I work with the manuscript open on one screen and the chapter outlines open on the other. This means I can find exactly the right scene because I know which page it's on and I have all the POVs colour coded, so I know if I have been neglecting a character. This give me the illusion that I am in control.

How do you approach your rewrites? Do you have Things to Fix list? Do you find that you wake with the awful knowledge that you need to add another scene?

11 comments:

Brendan said...

I think I am more impressed by authors who admit to cutting scenes out that aren't working or just don't add to the focus of the story. I know I have read books where even though the writing was good I was left wondering why certain scenes were nessesay overall.

MataPam said...

I'm in the process of a major rewrite. I suddenly realized that the story would be so much better told from the other side.

So suddenly my heroic spy is the mysterious figure the counter-espionage team is trying to figure out. So I've dropped all the scenes that were just his, and started changing the POV in the scenes where they interact. Reshuffle them all and check for thing happening or being discovered in the right order. _Then_ I'll get to all the fill in the hole scenes.

And I keep telling myself that as I gain experience, I'll see things like this before I write it, not after.

Synova said...

Are there more King Rolen's Kin books? The Chronicles are something different, right?

Megan Haskell said...

I'm the same...I have a Fix List that shifts and changes as I write and even as I edit. I think I changed the story ending about 4 times. My best ideas come just before bed or in the shower, of all places, and then I have to rush and write it down before I forget!

Chris Large said...

Hi Rowena,

Sounds like you've been having a torrid time. I was digging trenches out back of my parent's place in Hobart last week when their backyard turned into a waterfall.

Can't believe the rain this year.

Frankly, I'm at a loss to know what to with my latest MS. I don't seem to be able to get any feedback on it and I don't know where to go from the here so I'm back to short stories for now.

Rowena Cory Daniells said...

Brendan, I take chunks of scenes out so that the focus remains on driving the plot forward.

Every scene must do two things, move the plot forward and reveal character.

Rowena Cory Daniells said...

Matapam,

Changing POV with this sounds like you've made it much more powerful. It's funny how these insights just come to us.
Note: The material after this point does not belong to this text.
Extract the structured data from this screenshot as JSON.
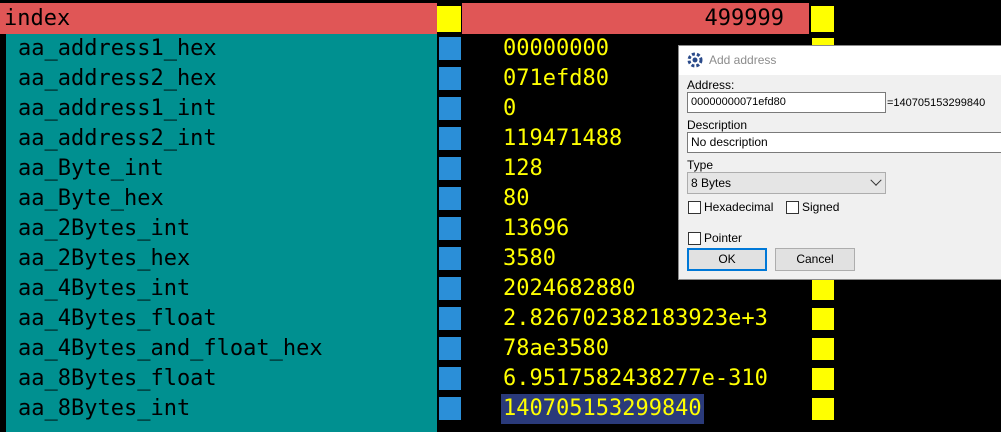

Rowena Cory Daniells said...

Synova, the Outcast Chronicles are a new series. I do have plans for more KRK books, but I have to hand in these first.

Rowena Cory Daniells said...

LOL, Megan. I get ideas while I'm mowing. I think the mindlessness of the task allows my subconscious free rein.

Rowena Cory Daniells said...

Chris, sometimes a break away from a WIP is what you need to see it more clearly. You could always start another book, knowing what you know now about writing craft.

Lots of writers I know have a hard drive full of books that they wrote before they got published. Once you do get published, you can go back, clean them up with your greater knowledge of writing craft and sell them.

Chris Large said...

Yeah, I'm keeping a longer MS on the go and writing short stuff here and there.